Oh. That is true. They could get it to remember what page you were on by storing your location in the persistent key-value store whenever you navigate and then putting you back in that place when it starts up. But as it is, it even remembers your location on the page and zoom and such.


On a side-note, it's interesting to observe that the screen shot shows how easy it is to organize things without Google Wave!


It is remarkably similar to the native email application. However, so was the iPhone one. Just had a few much needed upgrades like the hovering menu bar.

Oh, and did I mention the threading? I could probably never switch from Gmail simply because of the threading.


This is deeply mysterious to me. My email client (Forte Agent) has done email threading for about 15 years. It's much better than Gmail's web interface for email lists in particular, because it can make them look like newsgroups. You can watch threads, ignore threads (and subsequent replies), etc.

Do other folks' desktop clients not do this?


Outlook will do it to some extent. You can group your messages by conversation. I don't recall what annoyed me about it, but it wasn't ideal... I think it had something to do with the sorting.

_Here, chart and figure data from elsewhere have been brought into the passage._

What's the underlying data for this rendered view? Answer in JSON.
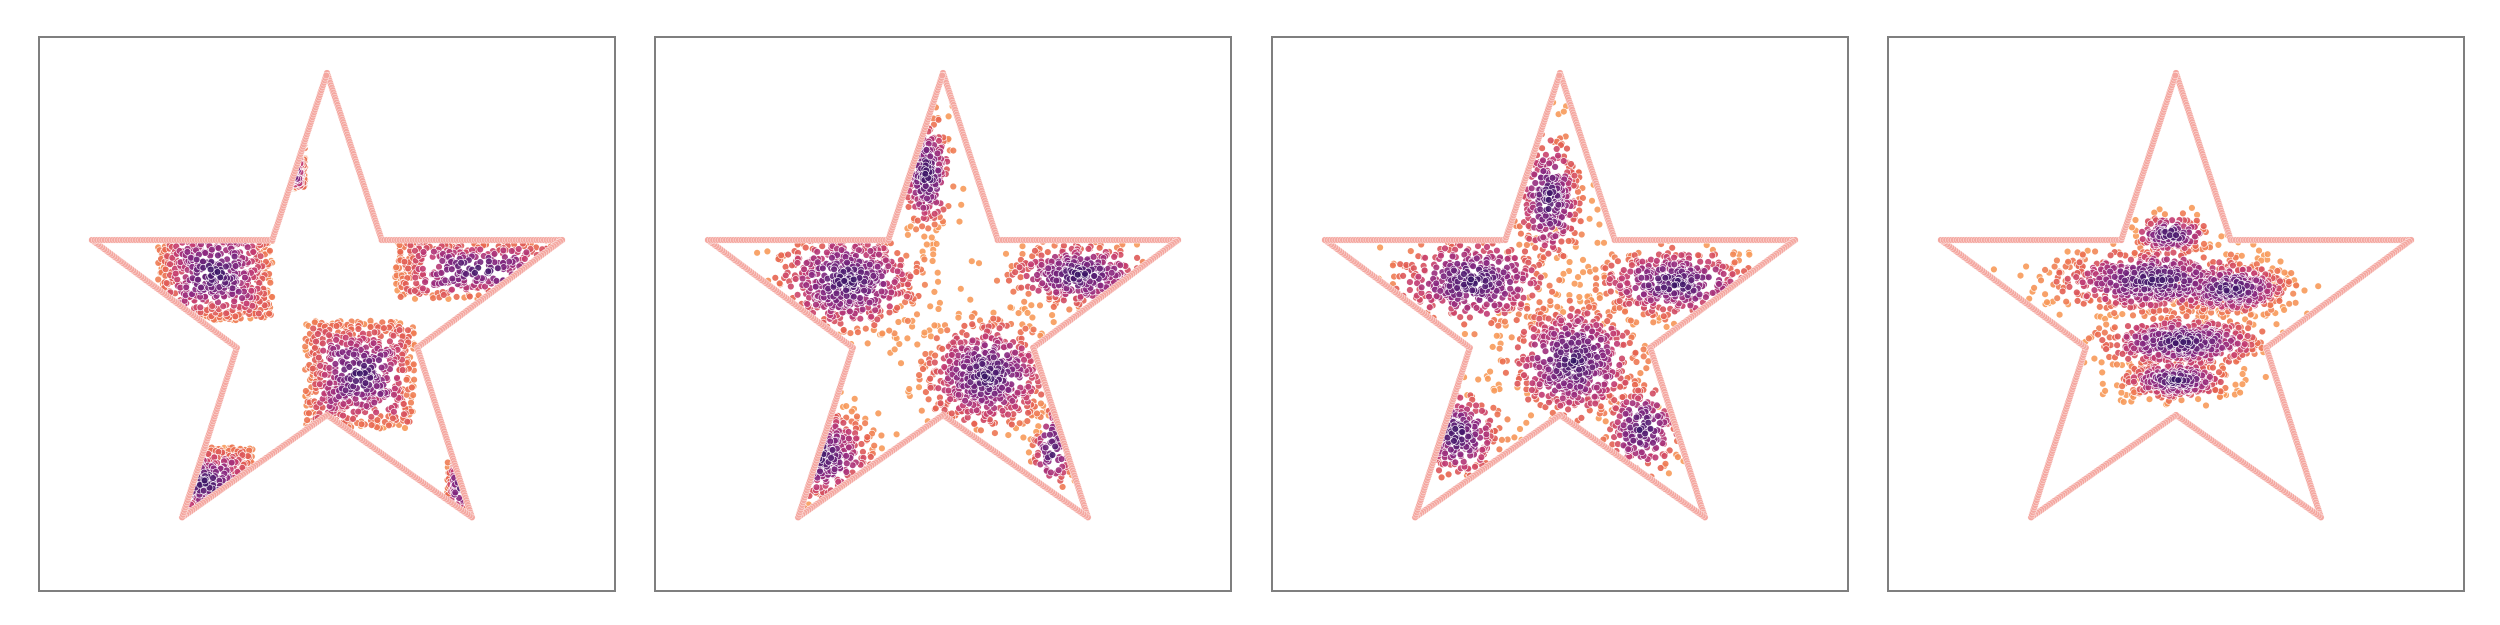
{
  "figure": {
    "panel_count": 4,
    "boundary_color": "#f4a7a0",
    "colormap": [
      "#2d1160",
      "#5c2176",
      "#8c2981",
      "#c33b72",
      "#e8654f",
      "#f79a5a"
    ]
  },
  "chart_data": [
    {
      "type": "scatter",
      "panel": 1,
      "axes": "hidden",
      "grid": false,
      "xlim": [
        -1.05,
        1.05
      ],
      "ylim": [
        -1.0,
        1.05
      ],
      "boundary": {
        "shape": "five-point star",
        "vertices": [
          [
            0.0,
            0.92
          ],
          [
            0.2,
            0.3
          ],
          [
            0.86,
            0.3
          ],
          [
            0.33,
            -0.1
          ],
          [
            0.53,
            -0.73
          ],
          [
            0.0,
            -0.35
          ],
          [
            -0.53,
            -0.73
          ],
          [
            -0.33,
            -0.1
          ],
          [
            -0.86,
            0.3
          ],
          [
            -0.2,
            0.3
          ]
        ]
      },
      "point_count": 5000,
      "clusters": [
        {
          "shape": "square",
          "center": [
            -0.13,
            0.78
          ],
          "half_size": [
            0.05,
            0.14
          ],
          "weight": 0.5
        },
        {
          "shape": "square",
          "center": [
            -0.13,
            0.55
          ],
          "half_size": [
            0.05,
            0.06
          ],
          "weight": 0.3
        },
        {
          "shape": "square",
          "center": [
            -0.41,
            0.18
          ],
          "half_size": [
            0.21,
            0.18
          ],
          "weight": 1.4
        },
        {
          "shape": "square",
          "center": [
            0.55,
            0.19
          ],
          "half_size": [
            0.3,
            0.11
          ],
          "weight": 0.9
        },
        {
          "shape": "square",
          "center": [
            0.12,
            -0.2
          ],
          "half_size": [
            0.2,
            0.2
          ],
          "weight": 1.6
        },
        {
          "shape": "square",
          "center": [
            -0.45,
            -0.6
          ],
          "half_size": [
            0.18,
            0.13
          ],
          "weight": 0.6
        },
        {
          "shape": "square",
          "center": [
            0.48,
            -0.62
          ],
          "half_size": [
            0.04,
            0.1
          ],
          "weight": 0.15
        }
      ]
    },
    {
      "type": "scatter",
      "panel": 2,
      "axes": "hidden",
      "grid": false,
      "xlim": [
        -1.05,
        1.05
      ],
      "ylim": [
        -1.0,
        1.05
      ],
      "boundary": {
        "shape": "five-point star",
        "vertices": [
          [
            0.0,
            0.92
          ],
          [
            0.2,
            0.3
          ],
          [
            0.86,
            0.3
          ],
          [
            0.33,
            -0.1
          ],
          [
            0.53,
            -0.73
          ],
          [
            0.0,
            -0.35
          ],
          [
            -0.53,
            -0.73
          ],
          [
            -0.33,
            -0.1
          ],
          [
            -0.86,
            0.3
          ],
          [
            -0.2,
            0.3
          ]
        ]
      },
      "point_count": 5000,
      "clusters": [
        {
          "shape": "blob",
          "center": [
            -0.06,
            0.55
          ],
          "spread": [
            0.08,
            0.18
          ],
          "weight": 0.6
        },
        {
          "shape": "blob",
          "center": [
            -0.35,
            0.15
          ],
          "spread": [
            0.22,
            0.16
          ],
          "weight": 1.4
        },
        {
          "shape": "blob",
          "center": [
            0.5,
            0.17
          ],
          "spread": [
            0.22,
            0.1
          ],
          "weight": 0.9
        },
        {
          "shape": "blob",
          "center": [
            0.16,
            -0.2
          ],
          "spread": [
            0.19,
            0.17
          ],
          "weight": 1.6
        },
        {
          "shape": "blob",
          "center": [
            -0.45,
            -0.5
          ],
          "spread": [
            0.16,
            0.14
          ],
          "weight": 0.6
        },
        {
          "shape": "blob",
          "center": [
            0.4,
            -0.48
          ],
          "spread": [
            0.06,
            0.14
          ],
          "weight": 0.2
        }
      ]
    },
    {
      "type": "scatter",
      "panel": 3,
      "axes": "hidden",
      "grid": false,
      "xlim": [
        -1.05,
        1.05
      ],
      "ylim": [
        -1.0,
        1.05
      ],
      "boundary": {
        "shape": "five-point star",
        "vertices": [
          [
            0.0,
            0.92
          ],
          [
            0.2,
            0.3
          ],
          [
            0.86,
            0.3
          ],
          [
            0.33,
            -0.1
          ],
          [
            0.53,
            -0.73
          ],
          [
            0.0,
            -0.35
          ],
          [
            -0.53,
            -0.73
          ],
          [
            -0.33,
            -0.1
          ],
          [
            -0.86,
            0.3
          ],
          [
            -0.2,
            0.3
          ]
        ]
      },
      "point_count": 5000,
      "clusters": [
        {
          "shape": "blob",
          "center": [
            -0.04,
            0.45
          ],
          "spread": [
            0.1,
            0.2
          ],
          "weight": 0.8
        },
        {
          "shape": "blob",
          "center": [
            -0.32,
            0.15
          ],
          "spread": [
            0.24,
            0.14
          ],
          "weight": 1.2
        },
        {
          "shape": "blob",
          "center": [
            0.42,
            0.14
          ],
          "spread": [
            0.24,
            0.11
          ],
          "weight": 1.0
        },
        {
          "shape": "blob",
          "center": [
            0.05,
            -0.15
          ],
          "spread": [
            0.2,
            0.18
          ],
          "weight": 1.6
        },
        {
          "shape": "blob",
          "center": [
            -0.38,
            -0.42
          ],
          "spread": [
            0.14,
            0.14
          ],
          "weight": 0.6
        },
        {
          "shape": "blob",
          "center": [
            0.3,
            -0.4
          ],
          "spread": [
            0.12,
            0.14
          ],
          "weight": 0.5
        }
      ]
    },
    {
      "type": "scatter",
      "panel": 4,
      "axes": "hidden",
      "grid": false,
      "xlim": [
        -1.05,
        1.05
      ],
      "ylim": [
        -1.0,
        1.05
      ],
      "boundary": {
        "shape": "five-point star",
        "vertices": [
          [
            0.0,
            0.92
          ],
          [
            0.2,
            0.3
          ],
          [
            0.86,
            0.3
          ],
          [
            0.33,
            -0.1
          ],
          [
            0.53,
            -0.73
          ],
          [
            0.0,
            -0.35
          ],
          [
            -0.53,
            -0.73
          ],
          [
            -0.33,
            -0.1
          ],
          [
            -0.86,
            0.3
          ],
          [
            -0.2,
            0.3
          ]
        ]
      },
      "point_count": 5000,
      "clusters": [
        {
          "shape": "blob",
          "center": [
            -0.02,
            0.32
          ],
          "spread": [
            0.12,
            0.06
          ],
          "weight": 0.4
        },
        {
          "shape": "blob",
          "center": [
            -0.08,
            0.15
          ],
          "spread": [
            0.3,
            0.1
          ],
          "weight": 1.6
        },
        {
          "shape": "blob",
          "center": [
            0.2,
            0.12
          ],
          "spread": [
            0.18,
            0.08
          ],
          "weight": 1.0
        },
        {
          "shape": "blob",
          "center": [
            0.02,
            -0.08
          ],
          "spread": [
            0.26,
            0.08
          ],
          "weight": 1.2
        },
        {
          "shape": "blob",
          "center": [
            0.0,
            -0.22
          ],
          "spread": [
            0.16,
            0.06
          ],
          "weight": 0.8
        }
      ]
    }
  ]
}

I've never seen a mail reader other than gmail that will thread sent mail or mail from other "folders" from your inbox.


Postbox does this.


Interesting, thank you :)


I think Google is trying to position itself to have solid market share over mobile browsing. If you use gmail on the go instead of the Mail app, Google can give you targeted AdWords ads.


Doesn't seem to be available for Google Apps email accounts yet.


On the other hand, dialing out from Google Voice on the iPad seems to be completely broken.


In what way? To initiate dialing, it's just an HTTP post request. Of course, the real question is what phone you expect to ring when you're on your iPad.

(Hint: go to the mobile site instead of the desktop site. Although the Desktop site works fine on my Android tablet.)


Safari doesn't like the returned HTML and nothing happens.


Is it just me or does that look a lot like Microsoft Entourage 2008 ?


I tested this on safari, theres no scrolling


If you test it on the device that it was actually made for (which is not Safari with a hacked user agent), you'll find that scrolling works just fine.